TJ/RJ: Idosos com renda de até dez salários são isentos de custas
A medida visa assegurar o acesso à Justiça, unificando o entendimento sobre a base de cálculo para a isenção.
Da Redação
quarta-feira, 4 de março de 2026
Atualizado às 10:51
O Órgão Especial do TJ/RJ deliberou sobre a isenção de custas processuais e da taxa judiciária para idosos com mais de 60 anos e renda de até dez salários-mínimos líquidos.
A decisão, que acompanhou o voto do relator, desembargador Joaquim Domingos de Almeida Neto, admitiu o Incidente de Resolução de Demandas Repetitivas, visando uniformizar o entendimento sobre a aplicação do inciso X, do art. 17 da lei 3.350/99.
A referida lei estabelece a isenção das custas judiciais para idosos com vencimento de até dez salários-mínimos, porém, a ausência de especificação sobre o caráter bruto ou líquido da renda gerava interpretações divergentes em casos semelhantes.
Com a aprovação do IRDR, foram estabelecidas duas teses jurídicas de caráter vinculante, que visam unificar o entendimento sobre a base de cálculo para a isenção. As teses aprovadas serão aplicadas aos demais processos que tratarem do mesmo tema.
“À vista de tais considerações, voto no sentido de resolver as questões de direito controvertidas neste IRDR, aprovando, em caráter vinculante, as seguintes teses jurídicas: 1) “a base de cálculo (dez salários-mínimos) para o fim de aferir o direito à isenção prevista no art. 17, X da lei 3.350/99 é o rendimento líquido do maior de 60 anos, após descontos obrigatórios de imposto de renda, contribuição previdenciária e descontos a título de plano de saúde para o idoso e seus dependentes”; e 2) “a taxa judiciária deve ser incluída para efeito da isenção prevista no art. 17, X, da lei 3.350/99, diante do disposto no art. 10, X, da citada legislação””, destacou o desembargador relator em seu voto.

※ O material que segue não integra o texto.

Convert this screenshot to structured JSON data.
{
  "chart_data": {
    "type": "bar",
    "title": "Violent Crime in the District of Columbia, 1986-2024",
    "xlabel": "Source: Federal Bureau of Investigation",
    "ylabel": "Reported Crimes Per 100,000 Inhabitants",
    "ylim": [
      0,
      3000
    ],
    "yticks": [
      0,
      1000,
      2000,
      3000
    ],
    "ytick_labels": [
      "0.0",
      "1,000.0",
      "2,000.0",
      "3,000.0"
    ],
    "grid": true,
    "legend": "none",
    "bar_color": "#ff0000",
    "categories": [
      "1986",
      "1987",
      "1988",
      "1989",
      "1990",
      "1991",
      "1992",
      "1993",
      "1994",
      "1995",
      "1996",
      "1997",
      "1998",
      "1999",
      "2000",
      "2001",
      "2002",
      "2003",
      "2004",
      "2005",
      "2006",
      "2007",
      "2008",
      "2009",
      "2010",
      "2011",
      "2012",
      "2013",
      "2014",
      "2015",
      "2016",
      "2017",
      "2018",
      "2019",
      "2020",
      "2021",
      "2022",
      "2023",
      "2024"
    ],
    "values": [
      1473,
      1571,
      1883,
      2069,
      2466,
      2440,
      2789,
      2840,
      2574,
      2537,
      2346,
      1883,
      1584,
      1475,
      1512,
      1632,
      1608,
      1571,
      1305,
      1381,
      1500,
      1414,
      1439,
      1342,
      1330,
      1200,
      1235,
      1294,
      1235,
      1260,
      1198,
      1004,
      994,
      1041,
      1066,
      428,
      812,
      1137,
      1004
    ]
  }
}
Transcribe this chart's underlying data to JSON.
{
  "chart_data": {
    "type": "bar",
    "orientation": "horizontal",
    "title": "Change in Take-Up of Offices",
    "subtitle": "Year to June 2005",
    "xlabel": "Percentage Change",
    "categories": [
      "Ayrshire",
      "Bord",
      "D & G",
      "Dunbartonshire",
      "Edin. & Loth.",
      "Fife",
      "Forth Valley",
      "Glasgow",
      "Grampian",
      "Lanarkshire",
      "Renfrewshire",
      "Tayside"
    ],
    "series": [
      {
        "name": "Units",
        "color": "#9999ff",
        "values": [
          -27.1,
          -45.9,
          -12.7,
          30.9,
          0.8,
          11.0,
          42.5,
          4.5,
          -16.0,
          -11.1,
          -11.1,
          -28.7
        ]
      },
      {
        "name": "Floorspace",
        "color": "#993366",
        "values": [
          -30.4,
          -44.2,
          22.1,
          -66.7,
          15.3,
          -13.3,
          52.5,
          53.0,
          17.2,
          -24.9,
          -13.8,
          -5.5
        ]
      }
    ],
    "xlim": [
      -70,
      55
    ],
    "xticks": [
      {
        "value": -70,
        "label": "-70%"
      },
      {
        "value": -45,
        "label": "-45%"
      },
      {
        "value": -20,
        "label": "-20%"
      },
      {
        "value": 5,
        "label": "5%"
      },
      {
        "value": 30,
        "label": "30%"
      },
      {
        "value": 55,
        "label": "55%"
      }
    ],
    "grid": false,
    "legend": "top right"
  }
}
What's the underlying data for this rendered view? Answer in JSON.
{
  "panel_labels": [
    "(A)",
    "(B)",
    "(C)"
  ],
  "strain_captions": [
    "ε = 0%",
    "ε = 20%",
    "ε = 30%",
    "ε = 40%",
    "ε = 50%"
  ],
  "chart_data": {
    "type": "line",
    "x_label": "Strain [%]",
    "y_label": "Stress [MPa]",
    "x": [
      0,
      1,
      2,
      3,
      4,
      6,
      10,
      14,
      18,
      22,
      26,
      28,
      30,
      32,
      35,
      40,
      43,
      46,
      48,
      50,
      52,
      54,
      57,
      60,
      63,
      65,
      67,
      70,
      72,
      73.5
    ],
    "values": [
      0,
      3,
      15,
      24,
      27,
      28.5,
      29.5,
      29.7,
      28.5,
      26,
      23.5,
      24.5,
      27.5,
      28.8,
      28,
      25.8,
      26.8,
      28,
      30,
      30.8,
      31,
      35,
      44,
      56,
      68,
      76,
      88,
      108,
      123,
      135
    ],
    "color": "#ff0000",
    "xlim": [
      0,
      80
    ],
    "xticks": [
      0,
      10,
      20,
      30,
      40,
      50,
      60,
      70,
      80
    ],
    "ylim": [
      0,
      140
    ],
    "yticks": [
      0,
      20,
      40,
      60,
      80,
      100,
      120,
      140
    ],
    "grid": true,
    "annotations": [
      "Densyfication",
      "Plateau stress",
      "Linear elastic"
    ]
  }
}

O desembargador Joaquim Domingos estabeleceu os critérios para a definição do rendimento líquido, considerando os descontos obrigatórios de imposto de renda, contribuição previdenciária e plano de saúde para o idoso e seus dependentes.
“Muito embora o inciso II do art. 111 do Código Tributário Nacional determine que a isenção deva ser interpretada de maneira literal, portanto, não deva ser ampliativa, nem restritiva, a Lei estadual em análise tem finalidade específica, que é a de garantir direito fundamental de acesso à Justiça. Nessa linha de intelecção, resolvendo a primeira questão de direito a ser dirimida no presente Incidente de Resolução de Demandas Repetitivas (IRDR), fixa-se a tese jurídica no sentido de que “a base de cálculo (dez salários-mínimos) para o fim de aferir o direito à isenção prevista no art. 17, X da Lei nº 3.350/99 é o rendimento líquido do maior de 60 anos, após descontos obrigatórios de imposto de renda, contribuição previdenciária e descontos a título de plano de saúde para o idoso e seus dependentes”.
Na análise para isenção da taxa judiciária, o desembargador relator considerou o inciso X do art. 10 da lei 3.350/99, avaliando que a taxa judiciária está compreendida na isenção do idoso.
“Ante o exposto, resolvendo a segunda questão de direito a ser dirimida no presente Incidente de Resolução de Demandas Repetitivas (IRDR), fixa-se a tese jurídica no sentido de que ‘a taxa judiciária deve ser incluída no conceito de custas para efeito da isenção prevista no art. 17, X, da lei 3.350/99, diante do disposto no art. 10, X, da citada legislação’.”